An event to celebrate the launch of a book co-edited by Senior Lecturers at St Mary’s University, Twickenham, Lee Brooks, Mark Donnelly and Richard Mills, was held at the House of Commons last week.
The event saw a panel, which was chaired by Rupa Huq MP, discuss Mad Dogs and Englishness: Popular Music and English Identities in front of a packed audience that included MPs, musicians and actors.
The panel included Paolo Hewitt, writer and author of Bowie: Album by Album (2013); Stephen Mallinder, academic, writer and founder member of Cabaret Voltaire; Robert Henrit, former drummer with The Kinks; and Carey Fleiner, academic and author of The Kinks: A Thoroughly English Phenomenon (2017), who also authored one of the chapters in the volume.
The Bloomsbury Academic collection connects popular music with questions about English national identities. Case studies include Bowie and Burial, PJ Harvey, Cabaret Voltaire, The Kinks, Bishi and Tricky, with each chapter based on original research; Taken as a whole, the volume represents a key text on the intersection of popular music and the English imaginary.
The event was organised by Richard Mills and Senior Lecturer in Film and Screen Media at St Mary’s Jon Hackett, each of whom are chapter authors, and Mel Crosby from the office of Rupa Huq MP.
The audience featured a number of Members of Parliament including Sharon Hodgson MP, Kerry McCarthy MP, Alex Sobel MP, Ian Paisley MP and Lord Jones, many of whom made valuable and knowledgeable contributions to the discussion.
The panel of Paolo, Stephen, Robert and Carey were articulate, insightful and authoritative in contextualising several decades of popular music production in terms of wider debates about English cultural identity as a contested concept.
A wide-ranging discussion ensued, noting the influence at varying times on the British pop sensibility of phenomena as disparate as variety, music hall and skiffle; US soul music and German music of the 1970s; gender, class and accent; hybrid identities; and nostalgia and exile.

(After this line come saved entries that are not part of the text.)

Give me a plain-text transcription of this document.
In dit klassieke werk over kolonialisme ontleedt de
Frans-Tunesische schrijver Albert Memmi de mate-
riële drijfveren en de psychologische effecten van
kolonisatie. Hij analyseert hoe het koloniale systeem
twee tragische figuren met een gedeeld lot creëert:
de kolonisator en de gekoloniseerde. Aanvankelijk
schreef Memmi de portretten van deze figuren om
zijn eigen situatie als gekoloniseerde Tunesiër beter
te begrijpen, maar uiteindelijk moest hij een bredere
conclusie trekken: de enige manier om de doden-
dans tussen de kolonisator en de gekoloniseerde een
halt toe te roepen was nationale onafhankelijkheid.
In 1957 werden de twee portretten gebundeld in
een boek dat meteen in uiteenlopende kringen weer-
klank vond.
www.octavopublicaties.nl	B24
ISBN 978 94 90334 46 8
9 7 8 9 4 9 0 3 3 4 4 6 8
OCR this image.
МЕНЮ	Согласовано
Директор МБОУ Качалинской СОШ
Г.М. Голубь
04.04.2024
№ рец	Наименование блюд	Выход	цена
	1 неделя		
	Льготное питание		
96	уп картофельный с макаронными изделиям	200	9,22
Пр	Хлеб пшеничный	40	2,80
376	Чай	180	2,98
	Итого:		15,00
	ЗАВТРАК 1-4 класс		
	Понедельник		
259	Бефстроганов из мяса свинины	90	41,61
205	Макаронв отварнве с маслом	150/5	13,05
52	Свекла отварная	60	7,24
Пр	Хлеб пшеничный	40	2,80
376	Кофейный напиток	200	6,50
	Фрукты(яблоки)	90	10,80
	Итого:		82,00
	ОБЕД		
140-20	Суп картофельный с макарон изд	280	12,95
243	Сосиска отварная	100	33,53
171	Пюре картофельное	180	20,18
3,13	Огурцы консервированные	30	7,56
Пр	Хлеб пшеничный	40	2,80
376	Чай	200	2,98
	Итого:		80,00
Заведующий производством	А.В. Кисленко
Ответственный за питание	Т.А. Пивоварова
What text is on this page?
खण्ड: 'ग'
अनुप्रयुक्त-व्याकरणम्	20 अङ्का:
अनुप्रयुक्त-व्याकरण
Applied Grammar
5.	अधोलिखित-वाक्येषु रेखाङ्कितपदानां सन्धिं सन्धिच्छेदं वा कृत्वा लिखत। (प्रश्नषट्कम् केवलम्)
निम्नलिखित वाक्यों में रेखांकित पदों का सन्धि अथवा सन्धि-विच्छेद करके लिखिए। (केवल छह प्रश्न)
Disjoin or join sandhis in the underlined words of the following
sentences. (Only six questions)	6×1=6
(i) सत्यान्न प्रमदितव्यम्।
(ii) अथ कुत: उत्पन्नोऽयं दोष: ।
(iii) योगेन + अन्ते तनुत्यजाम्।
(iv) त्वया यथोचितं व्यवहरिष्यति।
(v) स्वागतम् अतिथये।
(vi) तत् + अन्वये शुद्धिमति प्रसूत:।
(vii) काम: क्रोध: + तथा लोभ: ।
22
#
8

Rupa Huq MP, who wrote the foreword to the edited collection, drew on her own extensive knowledge of popular music culture in her perceptive questions to the panel.
Richard said, “After a thought-provoking panel, the discussion on Englishness and pop continued in a convivial atmosphere with academics, and book contributors, Dene October, Abigail Gardner, Johnny Hopkins, Christian Lloyd and Shara Rambarran. The broad appeal of the book was typified by the presence of scholars, music fans, musicians and actors, including the singer and Little Voice star, Jane Horrocks.”